Anonymous “Reformed Guy,” you are either profoundly misinformed, delusional, or contumacious if you actually believe what you wrote:
I don’t know about the abstraction ‘Christianity’, but if groups like the SBC, the LCMS and other confessional Lutherans, the EVFree, pentecostals, the PCA and the other confessional Reformed, are all actual denominations of the genus Christianity, then a significant population of Christianity has not accepted evolution. Quite the contrary. The LCMS, for example, has YEC as a point of dogma. You must believe YEC is true to be ordained by them, and no other view of origins is taught. Rev. McCain can correct me if I’m wrong.
“Christians would never prevent a faithful brother from preaching just b/c of his views on evolution.” As one of the more recent blog posts declares: reality is what faces you when you’re wrong.
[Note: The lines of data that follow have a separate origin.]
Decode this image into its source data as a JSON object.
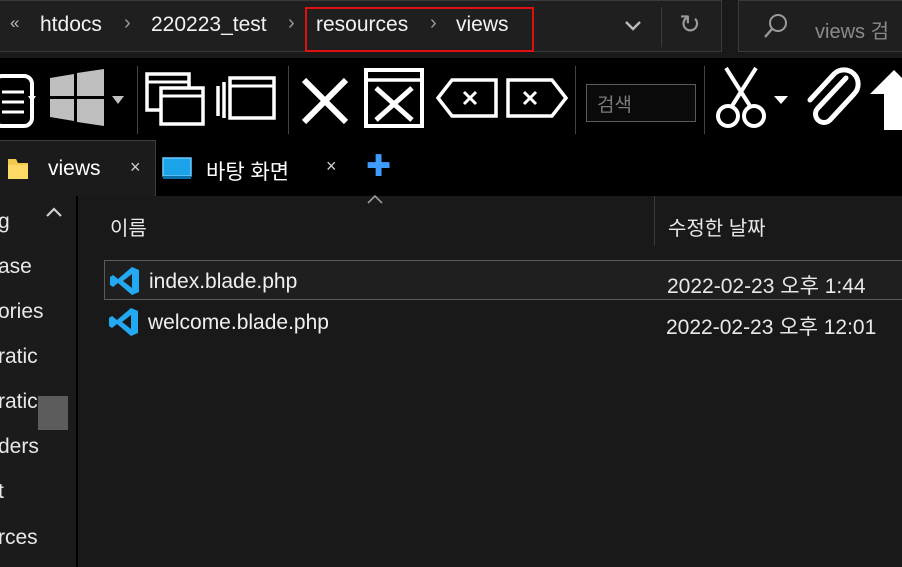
{
  "address": {
    "crumbs": [
      "htdocs",
      "220223_test",
      "resources",
      "views"
    ],
    "refresh_glyph": "↻",
    "back_glyph": "«"
  },
  "search": {
    "placeholder": "views 검"
  },
  "toolbar": {
    "search_placeholder": "검색",
    "icons": [
      "properties-icon",
      "windows-icon",
      "new-window-icon",
      "window-list-icon",
      "delete-icon",
      "close-window-icon",
      "clear-left-icon",
      "clear-right-icon",
      "scissors-icon",
      "paperclip-icon",
      "up-arrow-icon"
    ]
  },
  "tabs": [
    {
      "label": "views",
      "icon": "folder-icon",
      "close": "×"
    },
    {
      "label": "바탕 화면",
      "icon": "desktop-icon",
      "close": "×"
    }
  ],
  "tab_add": "✚",
  "nav": {
    "items": [
      "g",
      "ase",
      "ories",
      "ratic",
      "ratic",
      "ders",
      "t",
      "rces"
    ]
  },
  "columns": {
    "name": "이름",
    "modified": "수정한 날짜"
  },
  "files": [
    {
      "name": "index.blade.php",
      "modified": "2022-02-23 오후 1:44",
      "icon": "vscode-icon"
    },
    {
      "name": "welcome.blade.php",
      "modified": "2022-02-23 오후 12:01",
      "icon": "vscode-icon"
    }
  ],
  "colors": {
    "accent": "#3f9cff",
    "highlight": "#e01010",
    "vscode": "#23a9f2"
  }
}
What is bizarre is why you would even believe this. Please alert the vast majority (75%) of evangelical protestants that they are no longer Christians because they prevent people who think evolution is true from teaching and preaching. They didn’t get that memo.
For anyone not amused by comments that merely throw mud in the air, have a look at the Pew Forum study that compared religions to belief about evolution. Only 24% of evangelical protestants agreed that evolution is the best explanation for the origins of human life on earth. Only LDS and JW had more evolution skeptics.
February 24th, 2010 | 7:27 pm | #84
Joel Hunter: “Only 24% of evangelical protestants agreed that evolution is the best explanation for the origins of human life on earth. Only LDS and JW had more evolution skeptics.”
Wow! 24% is too high! That’s just too much harmful leaven.
February 26th, 2010 | 3:23 pm | #85
For anyone quietly following this discussion who is interested in reading further, there is a group called the American Scientific Affiliation. They have a wonderful, content-rich website on the debate. The ASA has young-earth and old-earth creationists, theistic evolutionists, and intelligent design proponents who disagree graciously and provide a lot of food for thought from all sides.